"Bu... kenapa kolak ini banyak sekali ampasnya?" teriak Pak Martono saat menikmati suapan pertama dari semangkuk kolak pisang.
"Ampas bagaimana maksudmu Pak?"
Pak Martono memperlihatkan kumpulan serabut warna gelap berada di ujung sendoknya. Lelaki itu mencoba membersihkan sisa ampas yang tersangkut di sela giginya dengan memakai lidah dan meludahkannya ke lantai.

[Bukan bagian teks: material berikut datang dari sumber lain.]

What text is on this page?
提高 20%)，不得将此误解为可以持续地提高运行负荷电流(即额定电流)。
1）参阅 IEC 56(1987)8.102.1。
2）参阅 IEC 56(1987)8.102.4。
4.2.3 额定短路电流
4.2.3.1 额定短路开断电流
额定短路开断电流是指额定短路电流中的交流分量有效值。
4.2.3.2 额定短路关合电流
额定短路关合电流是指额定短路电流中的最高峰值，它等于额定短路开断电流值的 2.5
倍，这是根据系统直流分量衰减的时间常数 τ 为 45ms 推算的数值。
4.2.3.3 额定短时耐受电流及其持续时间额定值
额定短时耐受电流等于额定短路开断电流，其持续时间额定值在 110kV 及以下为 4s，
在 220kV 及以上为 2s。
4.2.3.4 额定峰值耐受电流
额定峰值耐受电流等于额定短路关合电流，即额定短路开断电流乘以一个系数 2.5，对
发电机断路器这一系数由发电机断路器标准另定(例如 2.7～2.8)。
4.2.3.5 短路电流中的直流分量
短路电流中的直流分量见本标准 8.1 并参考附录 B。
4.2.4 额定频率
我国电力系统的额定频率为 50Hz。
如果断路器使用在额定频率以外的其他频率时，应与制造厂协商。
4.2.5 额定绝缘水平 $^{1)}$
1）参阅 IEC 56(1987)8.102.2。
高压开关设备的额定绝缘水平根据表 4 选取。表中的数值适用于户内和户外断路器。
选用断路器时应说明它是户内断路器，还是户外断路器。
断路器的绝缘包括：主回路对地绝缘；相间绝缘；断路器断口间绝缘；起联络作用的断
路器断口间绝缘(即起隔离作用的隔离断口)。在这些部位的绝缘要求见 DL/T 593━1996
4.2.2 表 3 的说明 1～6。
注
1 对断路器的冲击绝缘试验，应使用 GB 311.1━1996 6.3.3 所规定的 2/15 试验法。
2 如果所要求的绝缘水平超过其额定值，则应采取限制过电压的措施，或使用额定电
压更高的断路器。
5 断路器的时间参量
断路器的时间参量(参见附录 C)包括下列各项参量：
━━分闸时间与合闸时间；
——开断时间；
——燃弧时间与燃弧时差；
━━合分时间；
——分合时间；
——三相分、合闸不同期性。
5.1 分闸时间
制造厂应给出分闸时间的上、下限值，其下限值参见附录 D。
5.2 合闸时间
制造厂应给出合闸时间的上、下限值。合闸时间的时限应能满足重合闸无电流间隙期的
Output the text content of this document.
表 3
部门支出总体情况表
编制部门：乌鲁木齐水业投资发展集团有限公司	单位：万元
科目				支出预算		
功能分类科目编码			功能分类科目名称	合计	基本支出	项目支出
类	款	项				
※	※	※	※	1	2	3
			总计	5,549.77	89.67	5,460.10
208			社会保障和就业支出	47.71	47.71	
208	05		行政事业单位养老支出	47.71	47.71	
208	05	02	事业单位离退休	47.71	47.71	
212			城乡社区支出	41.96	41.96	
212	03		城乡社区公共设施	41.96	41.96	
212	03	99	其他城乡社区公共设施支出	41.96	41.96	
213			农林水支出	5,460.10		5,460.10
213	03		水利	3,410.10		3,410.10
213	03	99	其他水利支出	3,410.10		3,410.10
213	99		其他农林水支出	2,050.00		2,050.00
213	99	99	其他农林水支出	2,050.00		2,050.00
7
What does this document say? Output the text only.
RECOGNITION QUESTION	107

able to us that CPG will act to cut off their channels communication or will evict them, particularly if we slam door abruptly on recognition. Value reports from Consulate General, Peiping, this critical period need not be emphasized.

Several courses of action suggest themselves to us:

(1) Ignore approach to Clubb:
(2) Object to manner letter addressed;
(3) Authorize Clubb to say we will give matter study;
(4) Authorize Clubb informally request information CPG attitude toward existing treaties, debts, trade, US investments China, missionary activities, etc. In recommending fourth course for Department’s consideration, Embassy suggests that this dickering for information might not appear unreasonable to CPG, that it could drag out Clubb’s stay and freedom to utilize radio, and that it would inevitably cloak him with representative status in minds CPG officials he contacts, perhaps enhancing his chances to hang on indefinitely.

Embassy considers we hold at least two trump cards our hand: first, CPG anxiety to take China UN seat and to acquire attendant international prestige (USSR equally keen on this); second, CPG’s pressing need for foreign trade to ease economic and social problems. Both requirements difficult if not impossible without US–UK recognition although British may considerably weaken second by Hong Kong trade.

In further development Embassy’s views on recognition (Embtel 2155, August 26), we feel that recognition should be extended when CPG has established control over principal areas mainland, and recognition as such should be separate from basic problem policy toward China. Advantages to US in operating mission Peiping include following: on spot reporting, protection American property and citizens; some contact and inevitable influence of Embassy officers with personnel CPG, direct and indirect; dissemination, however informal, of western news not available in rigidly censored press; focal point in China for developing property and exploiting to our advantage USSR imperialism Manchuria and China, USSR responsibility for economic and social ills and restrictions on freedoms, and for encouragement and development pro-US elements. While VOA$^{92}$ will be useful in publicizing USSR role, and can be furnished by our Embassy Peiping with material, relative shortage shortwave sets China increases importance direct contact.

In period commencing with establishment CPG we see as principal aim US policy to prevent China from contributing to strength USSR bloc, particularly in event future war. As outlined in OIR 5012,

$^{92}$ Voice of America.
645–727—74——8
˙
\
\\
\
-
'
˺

"Kolak ini tidak enak, gula arennya sangat pahit. Memangnya beli dimana gula aren ini?"
"Aku beli gula aren buatan Daeng Takko."
"Aneh sekali... kenapa gula aren Daeng Takko begini rasanya. Cuhhh..."
Pak Martono meninggalkan sisa kolak di dalam mangkuk. Rasa penasaran memaksa Bu Martono mencicip sedikit kuah kolak. Ternyata benar kata suaminya, kolak itu terasa pahit dan banyak ampas singgah di lidahnya. Perempuan itu kebingungan dan berjalan menuju ke dapur sambil mengangkat mangkuk berisi sisa kolak.
*
Ternyata bukan hanya Pak Martono yang komplain tentang kualitas gula aren milik Daeng Takko. Sebagian besar ibu-ibu lainnya juga mengalami hal serupa.
"Daeng Takko...assalamu alaikum," terdengar suara seorang perempuan dari arah pintu rumah. Naimah- istri Daeng Takko segera keluar dari dapur menuju ke sumber suara.